Busoni
Turandot Suite, Op.41 (excerpts)
Piazzolla
Tango Suite (arranged Kerkezos)
Milhaud
Scaramouche, Op.165c
Respighi
I Pini di Roma
Theodore Kerkezos (saxophone)
London Philharmonic Orchestra
Roberto Minczuk
Reviewed by: Richard Whitehouse
Reviewed: 7 November, 2003
Venue: Royal Festival Hall, London
Friday-evening concerts have often been devoted to ’light classics’, and if tonight’s programme from the London Philharmonic was hardly standard fare, it did have a ’popular’ feel in terms of content and type of music.
As usual with this LPO Friday series, the audience was given a choice of two options for the opening item, and opted for excerpts from Busoni’s Turandot Suite – as opposed to dances from Ginastera’s ballet Estancia. And, whether or not most people were familiar with the music they’d chosen, the response to the four excerpts was an enthusiastic one. Roberto Minczuk’s conducting, moreover, suggested some familiarity with the score: resolute in the opening music for Act 1; suitably capering in the portrait of Truffaldino; keenly evocative in the strange Orientalisms of Nocturnal Waltz; and encompassing the extremes of mood and motion in the final transformation from funeral march to Turkish romp. How about the complete suite at a future LPO subscription concert?

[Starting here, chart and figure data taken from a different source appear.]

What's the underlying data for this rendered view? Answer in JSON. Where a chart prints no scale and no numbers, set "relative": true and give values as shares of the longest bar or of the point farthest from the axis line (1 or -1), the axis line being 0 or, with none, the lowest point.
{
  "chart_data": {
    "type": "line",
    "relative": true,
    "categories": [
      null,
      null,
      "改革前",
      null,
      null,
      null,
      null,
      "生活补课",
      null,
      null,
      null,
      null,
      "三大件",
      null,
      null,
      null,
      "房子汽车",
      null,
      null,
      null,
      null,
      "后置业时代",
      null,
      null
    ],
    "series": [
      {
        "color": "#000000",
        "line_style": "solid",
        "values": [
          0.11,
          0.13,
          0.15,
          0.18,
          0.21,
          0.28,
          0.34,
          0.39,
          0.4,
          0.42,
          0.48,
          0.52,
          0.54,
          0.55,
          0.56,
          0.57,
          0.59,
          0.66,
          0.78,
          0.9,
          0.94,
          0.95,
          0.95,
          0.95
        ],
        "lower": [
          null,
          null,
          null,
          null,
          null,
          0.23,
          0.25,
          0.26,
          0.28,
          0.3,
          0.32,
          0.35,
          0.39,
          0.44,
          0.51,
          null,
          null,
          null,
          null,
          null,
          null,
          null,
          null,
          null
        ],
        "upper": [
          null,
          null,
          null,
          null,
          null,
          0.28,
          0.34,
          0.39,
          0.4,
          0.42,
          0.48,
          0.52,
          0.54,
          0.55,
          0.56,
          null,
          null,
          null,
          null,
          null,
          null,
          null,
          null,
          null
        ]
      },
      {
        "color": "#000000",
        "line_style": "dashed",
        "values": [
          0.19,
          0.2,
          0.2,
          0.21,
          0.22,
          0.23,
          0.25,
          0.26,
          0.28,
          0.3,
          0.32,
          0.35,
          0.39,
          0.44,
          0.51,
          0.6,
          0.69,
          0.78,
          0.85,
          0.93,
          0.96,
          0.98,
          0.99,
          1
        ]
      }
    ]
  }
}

Programming pieces involving saxophone in a classical context is never easy. With a musician whose repertoire is as wide-ranging as that of Theodore Kerkezos, the question of ’crossover’ is easily surmounted, even if his orchestral arrangements of Piazzolla in the Tango Suite – stylish though they are – didn’t fully convey either the passion or the provocation of the Argentinean’s rethink of his country’s national dance. Juxtaposing the ’Fuga y misterio’ and ’Fugata’ made for too similar a musical follow-through, and while the ’Preludio’ set the scene robustly enough, the version of ’Libertango’ was too brief to be conclusive. The undoubted highlight was ’Adiós Nonino’ – suave and sultry, though not forgetting the essentially commemorative nature of the piece.
After the interval, Milhaud’s Scaramouche – in his rarely-heard transcription for saxophone and orchestra that actually reflects the music’s origins more directly than the familiar version for two pianos. It works well too – giving a bittersweet, Poulencian feel to the ’Modéré’, and reinforcing the ’hat in the air’ exuberance of ’Brazileira’. Mellifluous playing throughout from Kerkezos, who must have had written for him a number of concertos that it would be worth introducing to UK audiences. [Kerkezos has a fine CD on Naxos 8.557063, which includes Scaramouche and the lovely Glazunov concerto: Ed.]
And to finish, Respighi’s evergreen Pines (no pun intended!) of Rome, in a performance which really gave Minczuk’s orchestral prowess a chance to shine. From the effervescent opening ’at the Villa Borghese’, the brooding power of the pines ’near a catacomb’ and the unabashed sensuousness of the scene ’at the Janiculum’ were palpably conveyed: leading to the inexorable march to victory along the ’Appian Way’, its unleashing of sonorous splendour (Wagner tubas and organ added for good measure) having the right spine-tingling effect. Currently Co-Artistic Director of the Sao Paulo State Symphony and Associate Conductor of the New York Philharmonic, Roberto Minczuk is clearly a musician ’on the rise’ – his future UK appearances keenly anticipated.